Journée de(s| la) femme(s)
|Vous aimez les jeux ? J’en ai un amusant : ça consiste à chercher l’erreur.
J’ai un certain respect pour l’ONU, je l’ai déjà dit, même si je regrette souvent qu’elle n’ait pas les t̶r̶i̶p̶e̶s̶ moyens pour prendre et faire respecter des résolutions en ligne avec ses valeurs.
Mais là, à mon humble avis, l’ONU a vraiment merdé.
C’est le “internal women’s day”. Women, au pluriel, comme en témoigne l’adresse de la page. Donc la journée internationale des femmes, et pas de la femme.
Qu’est-ce que ça change ?
Tout.
Les femmes, c’est la moitié de l’humanité qui est équipée de deux gonosomes complets et dépourvue du débris de gonosome qui nous caractérise, nous les mâles. Dans une acception moins biologiste, c’est la moitié de l’humanité qui se reconnaît dans le genre féminin.
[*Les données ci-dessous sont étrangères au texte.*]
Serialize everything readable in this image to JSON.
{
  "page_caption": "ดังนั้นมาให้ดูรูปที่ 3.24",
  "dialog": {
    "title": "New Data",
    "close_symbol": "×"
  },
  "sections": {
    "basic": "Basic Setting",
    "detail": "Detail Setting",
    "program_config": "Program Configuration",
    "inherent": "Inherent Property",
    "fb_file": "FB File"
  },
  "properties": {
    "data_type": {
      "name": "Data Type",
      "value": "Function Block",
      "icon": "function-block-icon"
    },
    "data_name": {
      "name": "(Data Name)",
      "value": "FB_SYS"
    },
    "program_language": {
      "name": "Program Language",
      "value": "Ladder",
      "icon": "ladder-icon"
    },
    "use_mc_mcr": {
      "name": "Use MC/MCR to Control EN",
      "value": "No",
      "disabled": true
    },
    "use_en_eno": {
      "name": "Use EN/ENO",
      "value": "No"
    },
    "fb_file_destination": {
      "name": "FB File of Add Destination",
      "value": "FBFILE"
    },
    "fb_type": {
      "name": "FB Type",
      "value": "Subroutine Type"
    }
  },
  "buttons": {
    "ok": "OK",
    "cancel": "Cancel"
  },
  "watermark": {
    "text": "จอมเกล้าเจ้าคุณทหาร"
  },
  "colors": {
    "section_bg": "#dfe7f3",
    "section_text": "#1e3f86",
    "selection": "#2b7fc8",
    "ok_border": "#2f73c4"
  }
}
Dans tous les cas, c’est une pluralité.
La femme, c’est un concept qui réduit les femmes soit à une moyenne sans intérêt, soit à un fantasme irréel, qui en tout cas nie ou réduit la variété qu’il prétend recouvrir. “La femme”, c’est l’expression qui permet de dire que “la femme est moins forte que l’homme”, que “la femme est plus sensible” ou que “la femme est naturellement poussée à la maternité”. Remplacez “la femme” par “les femmes” dans ces expressions, et vous verrez d’un coup à quel point elles sont crétines : vous ne pourrez plus les prononcer sans vous réfugier dans des précautions — “statistiquement, les femmes sont moins fortes que les hommes”, “la plupart des femmes sont sensibles”, “la majorité des femmes veulent des enfants”, autant de phrases qui justement portent en elles la non-uniformité des femmes, de leurs caractères et de leurs aspirations.
Quand on mélange les pluriels et les singuliers et qu’on transforme accidentellement “Star wars” (soit “les guerres de l’Étoile”) en “La guerre des étoiles”, c’est vaguement ridicule et plutôt marrant, et ça permet à des générations de geeks de se moquer du traducteur qui n’a rien compris — “l’étoile”, c’est l’Étoile noire et l’Étoile de la mort, enjeux majeurs de la trilogie originelle.
Mais quand on fait le même genre de connerie pour l’intitulé officiel d’une publication de l’Organisation des nations unies, on amalgame du coup près de quatre milliards d’êtres humains sous une étiquette fourre-tout. Et ça, ça a une toute autre gravité.